Correio
- Type: Daily newspaper
- Format: Berliner
- Founder: Antônio Carlos Magalhães
- Publisher: Rede Bahia
- Founded: 20 December 1978; 47 years ago
- Headquarters: Salvador, Bahia, Brazil
- Circulation: 32,568
- Website: www.correio24horas.com.br

= Correio (Bahia) =

Correio (Note: Also stylized as CORREIO, Correio*, or CORREIO*.) (formerly Correio da Bahia, though it is still occasionally referred to by this name) is a daily newspaper circulating in the Brazilian state of Bahia. Correio is part of Rede Bahia, a media conglomerate based in Bahia. In the digital space, the newspaper operates the Correio 24 Horas portal, a free-access platform composed of blogs and posts by columnists, articles, and reports, following the same editorial line as the print version of the newspaper. It is the leading newspaper in Bahia in terms of audience, ranking first in both digital access and print circulation.

== History ==
Correio da Bahia was founded on 20 December 1978 by Antônio Carlos Magalhães, with Sérgio Tonielo, as its first editor-in-chief, and began circulation on 15 January 1979. Before the creation of the newspaper, ACM had attempted, alongside another group, to purchase Jornal da Bahia, without success.
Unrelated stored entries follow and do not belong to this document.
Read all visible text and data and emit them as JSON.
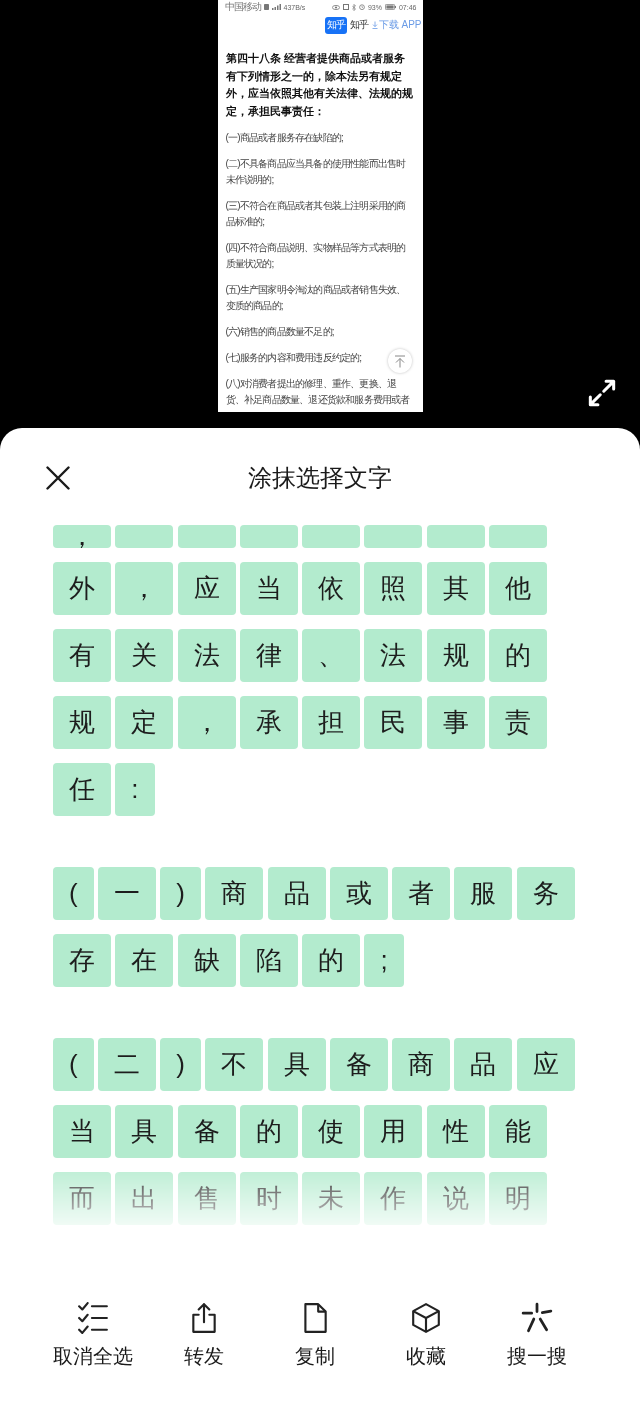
{
  "preview": {
    "status_bar": {
      "carrier": "中国移动",
      "speed": "437B/s",
      "battery": "93%",
      "time": "07:46"
    },
    "app_bar": {
      "logo": "知乎",
      "name": "知乎",
      "download": "下载 APP"
    },
    "article": {
      "heading": "第四十八条 经营者提供商品或者服务有下列情形之一的，除本法另有规定外，应当依照其他有关法律、法规的规定，承担民事责任：",
      "paragraphs": [
        "(一)商品或者服务存在缺陷的;",
        "(二)不具备商品应当具备的使用性能而出售时未作说明的;",
        "(三)不符合在商品或者其包装上注明采用的商品标准的;",
        "(四)不符合商品说明、实物样品等方式表明的质量状况的;",
        "(五)生产国家明令淘汰的商品或者销售失效、变质的商品的;",
        "(六)销售的商品数量不足的;",
        "(七)服务的内容和费用违反约定的;",
        "(八)对消费者提出的修理、重作、更换、退货、补足商品数量、退还货款和服务费用或者"
      ]
    }
  },
  "sheet": {
    "title": "涂抹选择文字",
    "paragraphs": [
      {
        "lines": [
          {
            "cut_off": true,
            "tiles": [
              {
                "text": "，",
                "selected": true
              },
              {
                "selected": true
              },
              {
                "selected": true
              },
              {
                "selected": true
              },
              {
                "selected": true
              },
              {
                "selected": true
              },
              {
                "selected": true
              },
              {
                "selected": true
              }
            ]
          },
          {
            "cut_off": false,
            "tiles": [
              {
                "text": "外",
                "selected": true
              },
              {
                "text": "，",
                "selected": true
              },
              {
                "text": "应",
                "selected": true
              },
              {
                "text": "当",
                "selected": true
              },
              {
                "text": "依",
                "selected": true
              },
              {
                "text": "照",
                "selected": true
              },
              {
                "text": "其",
                "selected": true
              },
              {
                "text": "他",
                "selected": true
              }
            ]
          },
          {
            "cut_off": false,
            "tiles": [
              {
                "text": "有",
                "selected": true
              },
              {
                "text": "关",
                "selected": true
              },
              {
                "text": "法",
                "selected": true
              },
              {
                "text": "律",
                "selected": true
              },
              {
                "text": "、",
                "selected": true
              },
              {
                "text": "法",
                "selected": true
              },
              {
                "text": "规",
                "selected": true
              },
              {
                "text": "的",
                "selected": true
              }
            ]
          },
          {
            "cut_off": false,
            "tiles": [
              {
                "text": "规",
                "selected": true
              },
              {
                "text": "定",
                "selected": true
              },
              {
                "text": "，",
                "selected": true
              },
              {
                "text": "承",
                "selected": true
              },
              {
                "text": "担",
                "selected": true
              },
              {
                "text": "民",
                "selected": true
              },
              {
                "text": "事",
                "selected": true
              },
              {
                "text": "责",
                "selected": true
              }
            ]
          },
          {
            "cut_off": false,
            "tiles": [
              {
                "text": "任",
                "selected": true
              },
              {
                "text": ":",
                "selected": true
              }
            ]
          }
        ]
      },
      {
        "lines": [
          {
            "cut_off": false,
            "tiles": [
              {
                "text": "(",
                "selected": true
              },
              {
                "text": "一",
                "selected": true
              },
              {
                "text": ")",
                "selected": true
              },
              {
                "text": "商",
                "selected": true
              },
              {
                "text": "品",
                "selected": true
              },
              {
                "text": "或",
                "selected": true
              },
              {
                "text": "者",
                "selected": true
              },
              {
                "text": "服",
                "selected": true
              },
              {
                "text": "务",
                "selected": true
              }
            ]
          },
          {
            "cut_off": false,
            "tiles": [
              {
                "text": "存",
                "selected": true
              },
              {
                "text": "在",
                "selected": true
              },
              {
                "text": "缺",
                "selected": true
              },
              {
                "text": "陷",
                "selected": true
              },
              {
                "text": "的",
                "selected": true
              },
              {
                "text": ";",
                "selected": true
              }
            ]
          }
        ]
      },
      {
        "lines": [
          {
            "cut_off": false,
            "tiles": [
              {
                "text": "(",
                "selected": true
              },
              {
                "text": "二",
                "selected": true
              },
              {
                "text": ")",
                "selected": true
              },
              {
                "text": "不",
                "selected": true
              },
              {
                "text": "具",
                "selected": true
              },
              {
                "text": "备",
                "selected": true
              },
              {
                "text": "商",
                "selected": true
              },
              {
                "text": "品",
                "selected": true
              },
              {
                "text": "应",
                "selected": true
              }
            ]
          },
          {
            "cut_off": false,
            "tiles": [
              {
                "text": "当",
                "selected": true
              },
              {
                "text": "具",
                "selected": true
              },
              {
                "text": "备",
                "selected": true
              },
              {
                "text": "的",
                "selected": true
              },
              {
                "text": "使",
                "selected": true
              },
              {
                "text": "用",
                "selected": true
              },
              {
                "text": "性",
                "selected": true
              },
              {
                "text": "能",
                "selected": true
              }
            ]
          },
          {
            "cut_off": false,
            "tiles": [
              {
                "text": "而",
                "selected": true
              },
              {
                "text": "出",
                "selected": true
              },
              {
                "text": "售",
                "selected": true
              },
              {
                "text": "时",
                "selected": true
              },
              {
                "text": "未",
                "selected": true
              },
              {
                "text": "作",
                "selected": true
              },
              {
                "text": "说",
                "selected": true
              },
              {
                "text": "明",
                "selected": true
              }
            ]
          }
        ]
      }
    ]
  },
  "toolbar": [
    {
      "kind": "checklist",
      "label": "取消全选"
    },
    {
      "kind": "share",
      "label": "转发"
    },
    {
      "kind": "document",
      "label": "复制"
    },
    {
      "kind": "cube",
      "label": "收藏"
    },
    {
      "kind": "burst",
      "label": "搜一搜"
    }
  ]
}
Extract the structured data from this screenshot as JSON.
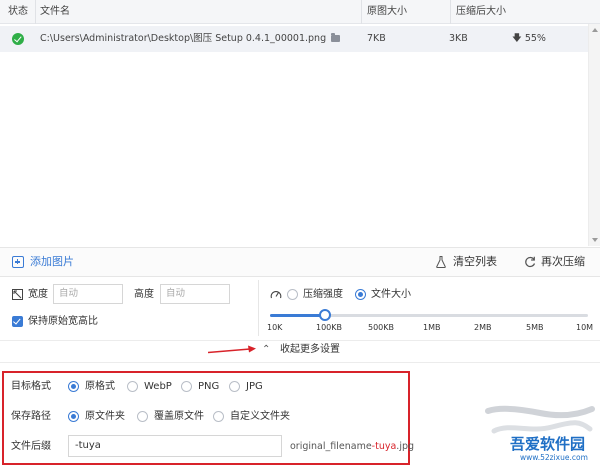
{
  "table": {
    "headers": {
      "status": "状态",
      "filename": "文件名",
      "original_size": "原图大小",
      "compressed_size": "压缩后大小"
    },
    "rows": [
      {
        "path": "C:\\Users\\Administrator\\Desktop\\图压 Setup 0.4.1_00001.png",
        "original": "7KB",
        "compressed": "3KB",
        "ratio": "55%"
      }
    ]
  },
  "toolbar": {
    "add_label": "添加图片",
    "clear_label": "清空列表",
    "recompress_label": "再次压缩"
  },
  "size": {
    "width_label": "宽度",
    "width_placeholder": "自动",
    "height_label": "高度",
    "height_placeholder": "自动",
    "keep_ratio_label": "保持原始宽高比"
  },
  "compress": {
    "strength_label": "压缩强度",
    "filesize_label": "文件大小",
    "ticks": [
      "10K",
      "100KB",
      "500KB",
      "1MB",
      "2MB",
      "5MB",
      "10M"
    ],
    "slider_value": "100KB"
  },
  "collapse_label": "收起更多设置",
  "settings": {
    "format_label": "目标格式",
    "formats": [
      "原格式",
      "WebP",
      "PNG",
      "JPG"
    ],
    "path_label": "保存路径",
    "paths": [
      "原文件夹",
      "覆盖原文件",
      "自定义文件夹"
    ],
    "suffix_label": "文件后缀",
    "suffix_value": "-tuya",
    "preview_prefix": "original_filename",
    "preview_suffix": "-tuya",
    "preview_ext": ".jpg"
  },
  "watermark": {
    "brand": "吾爱软件园",
    "url": "www.52zixue.com"
  },
  "colors": {
    "accent": "#3a7bd5",
    "success": "#2fae47",
    "highlight": "#d8232a"
  }
}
On 7 May 2000, the newspaper began circulating on Sundays and introduced the Repórter, Bazar, and Trabalho sections. In July 2006, Correio da Bahia moved from its former headquarters on Avenida Paralela to its current location in Federação, Salvador, where other Rede Bahia outlets were already based. Two years later, in July 2008, the newspaper launched a new multimedia newsroom, and one month later, it underwent graphic redesigns.

According to an audit by the Communication Checker Institute (IVC) published by the National Newspaper Association (ANJ) in September 2010, Correio surpassed the newspaper A Tarde, which had held the top position for decades. In 2012, it had an average circulation of 62,070 copies sold, making it the largest newspaper in the Northeast region and the 16th largest in Brazil by circulation.

In 2015, the newspaper won the Order of Attorneys of Brazil (OAB) Journalism Award in the "print media" category for the report "Onde está meu filho?" ("Where is my son?"), about the Geovane case. In November 2019, the newspaper launched a series of reports on the financial problems of rapid transit, produced in partnership with the newspapers O Povo (from Fortaleza) and Jornal do Commercio (from Recife).